I couldn't very well blow him off so I stopped to sign his petition, impressed that he was out on the street doing the same grunt work as his volunteers. Slightly star struck, I blurted out that we both attended Oberlin, and he politely responded with a series of questions about what I do now and how I like it. I know full well that it was the part of the perfunctory baby-kissing, handshaking, vote-getting tactics that all politicos employee to garner votes, but I couldn't help feel a little honored and giddy to have been a target. Thoroughly thrown off my game, I wished him luck just as he shoved a business card into my hand and asked me if he had my vote. I nodded and descended the escalator. Sprinting through the turnstile in the station I saw that it was now 8:30 and my chances of a timely arrival at work were effectively screwed. No matter, he still has my support.
2 Comments:
2 notes:
1) I don’t feel like I walk fast, but I also usually move quicker than most people on the sidewalk when I’m going to/from Metro/work. As I don’t wish to be the swerving asshole that almost knocks other people’s coffee out of their hands as they bob and weave down the sidewalk, I have developed an uncanny ability to plan my path so that I both move at a solid pace and don’t cut people off / be that guy. I swear to you that when I’m walking I am thinking 3 moves ahead of where I currently am - I’m like a NASCAR driver, only I don’t suck.

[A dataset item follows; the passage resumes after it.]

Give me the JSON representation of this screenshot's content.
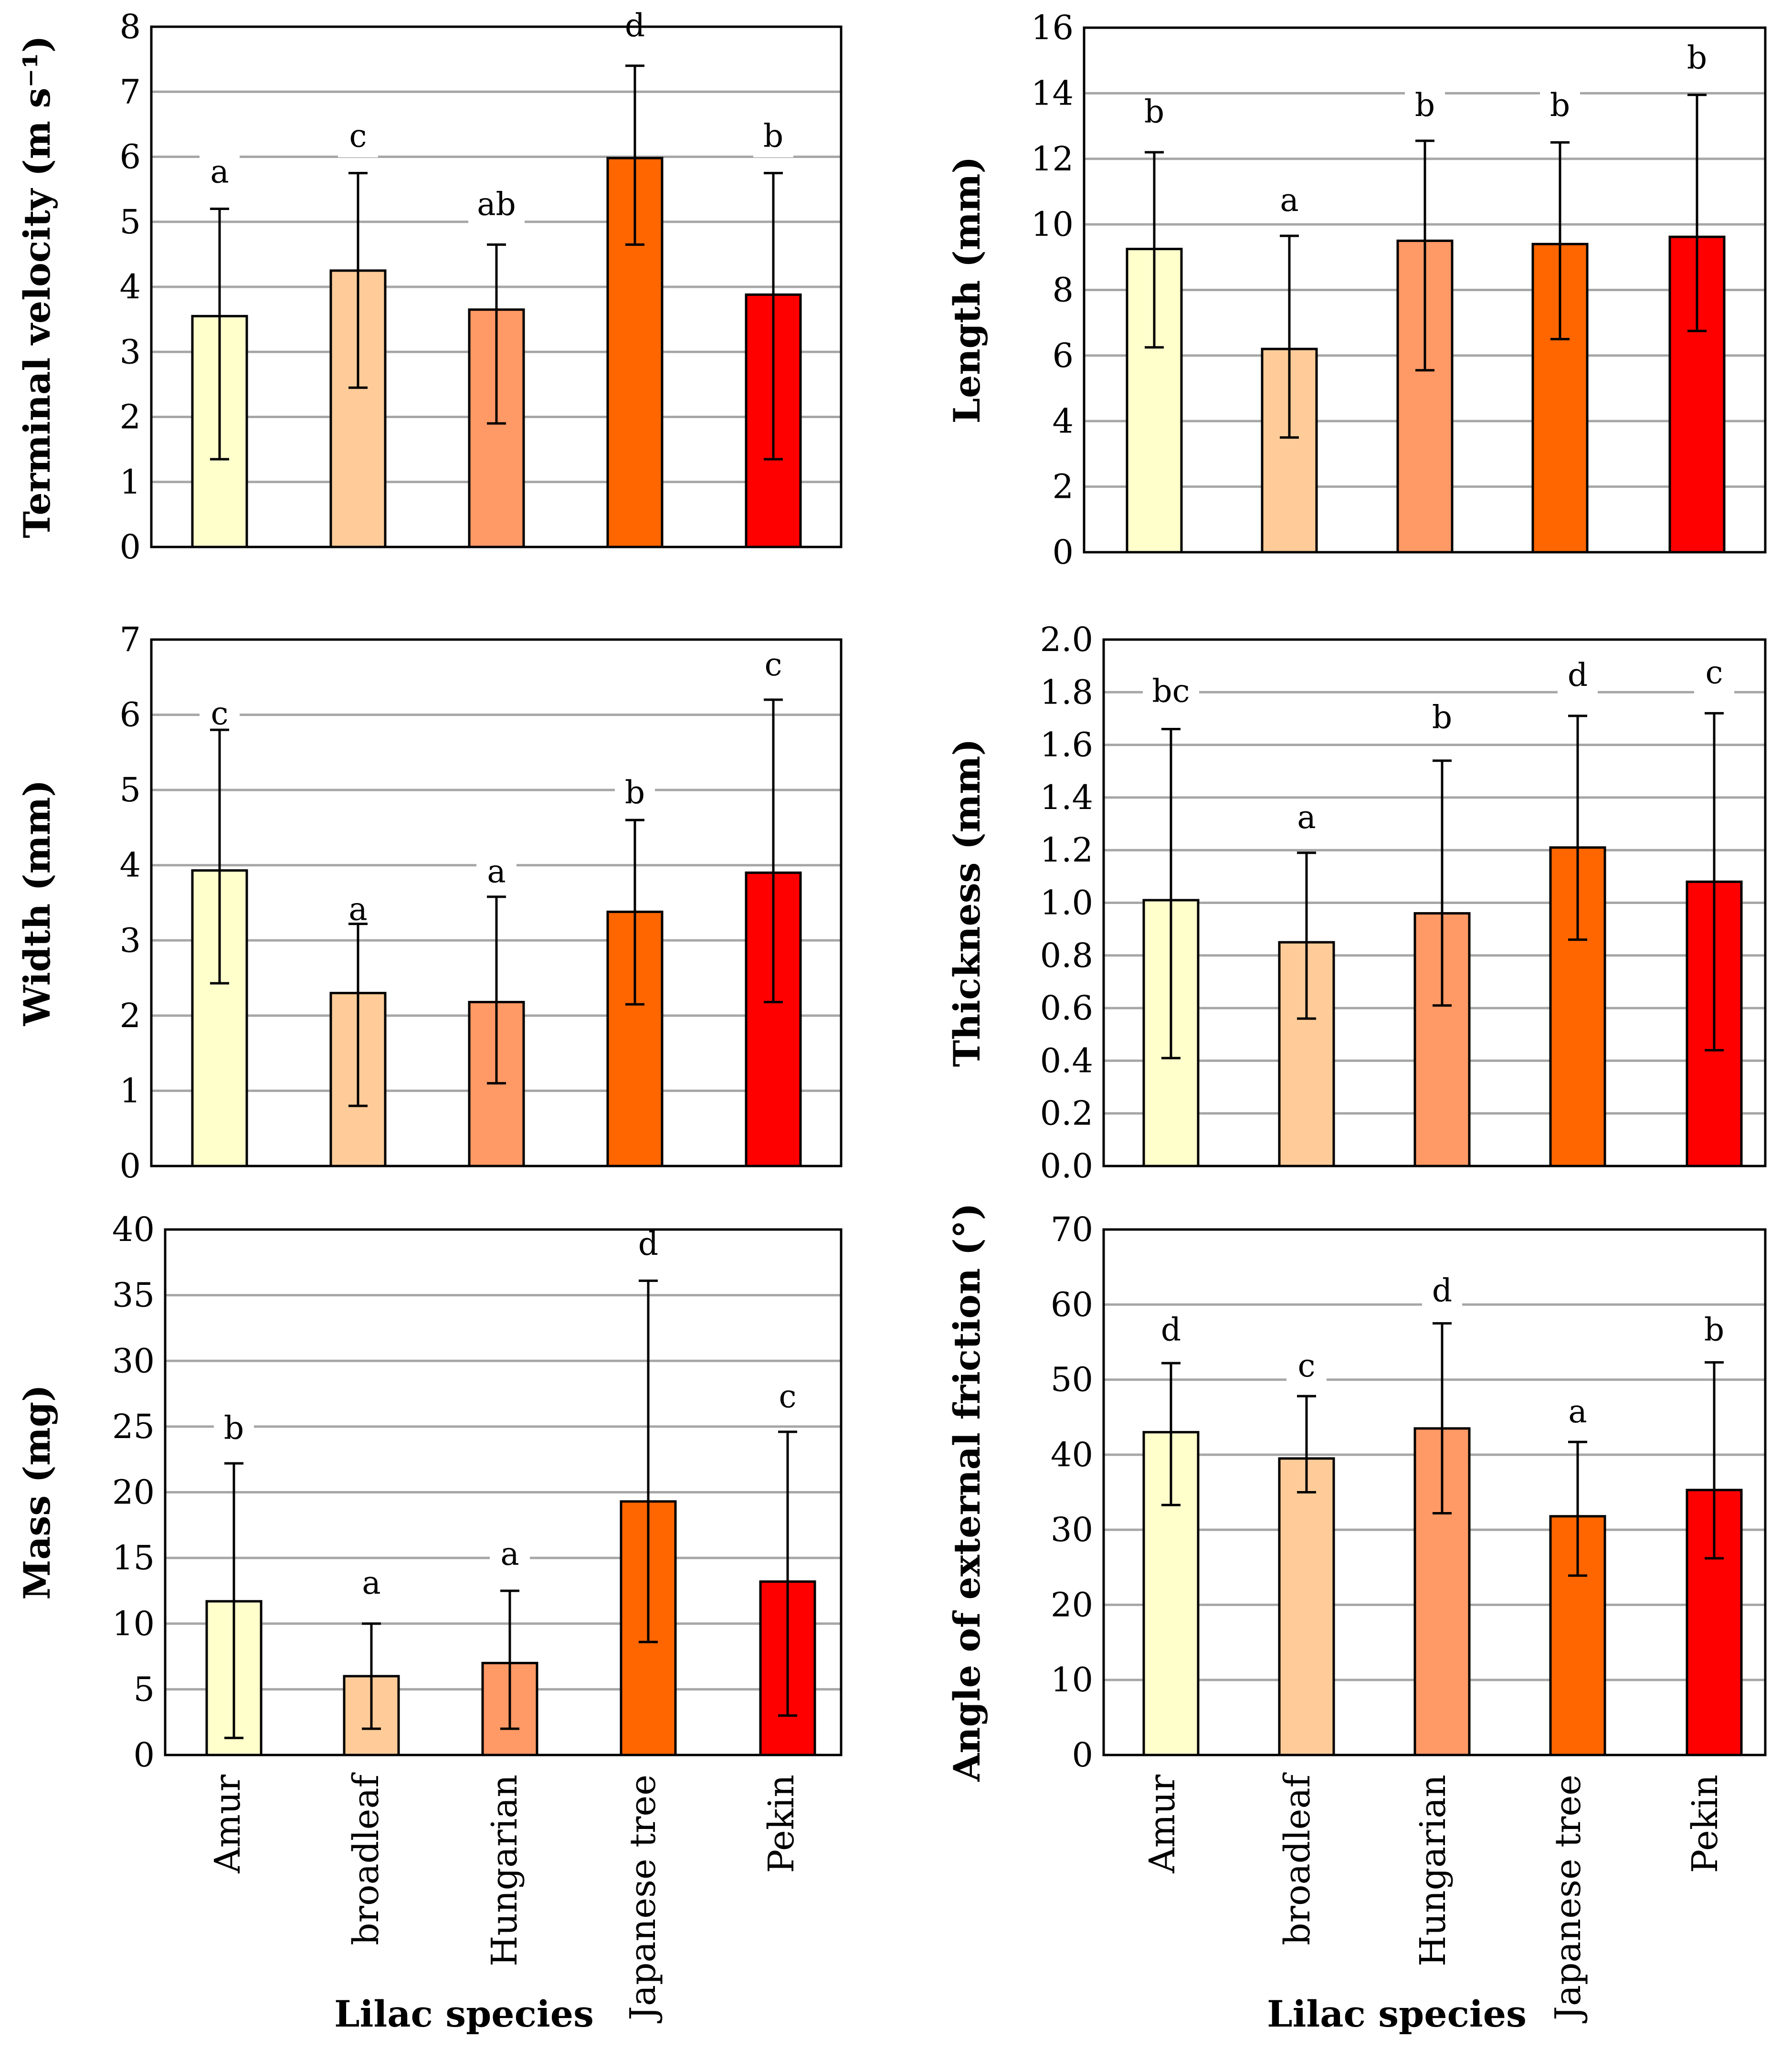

This may sound irrelevant, ok it is irrelevant, but I am convinced that this ability of mine makes me just a little superior to everyone else.
2) On Monday or Tuesday (it’s all the same anyway) I also had a political candidate encounter at a Metro stop. As I was walking through the bank of ticket machines on my way out of the Pentagon City station after work there was a group of people with matching t-shirts and clipboards. I, being someone that anticipates their walking path in advance, was able to slip through the group without getting grabbed or noticed. I thought I was in the clear after I passed the last of them when a guy in a nice suit and fancy hair stepped in front of me and stuck his hand out in greeting. I was in a bad mood, as I had just departed the evening rush hour Metro and was heading for an equally packed bus, and since I had my wallet in one hand and a book in the other I waived off the handshake (showing my hand were full) and might have given a not-so-friendly look as I hurried by. At the time I knew it was kind of a dick move because he had offered me his hand with goodwill and I had turned him away, but I didn’t think much of it. As I was waiting for my bus I learned that it was actually one of the two candidates in the Virginia Senatorial Primary doing a little campaigning in the station. Hopeful that I may have snubbed a future Senator, I did a little investigating today and learned that I was only rude to the loser of the primary, Harris Miller. Though this was disappointing at first, I now realize that if snubbing a Senator on a handshake was exciting to me then I should probably just kill myself.
The candidates were out in force today (thursday). I drove past Linda Cropp this morning - she was standing on the corner of Wisconsin and M Street in Georgetown. It was a weird place to stand and wave to people.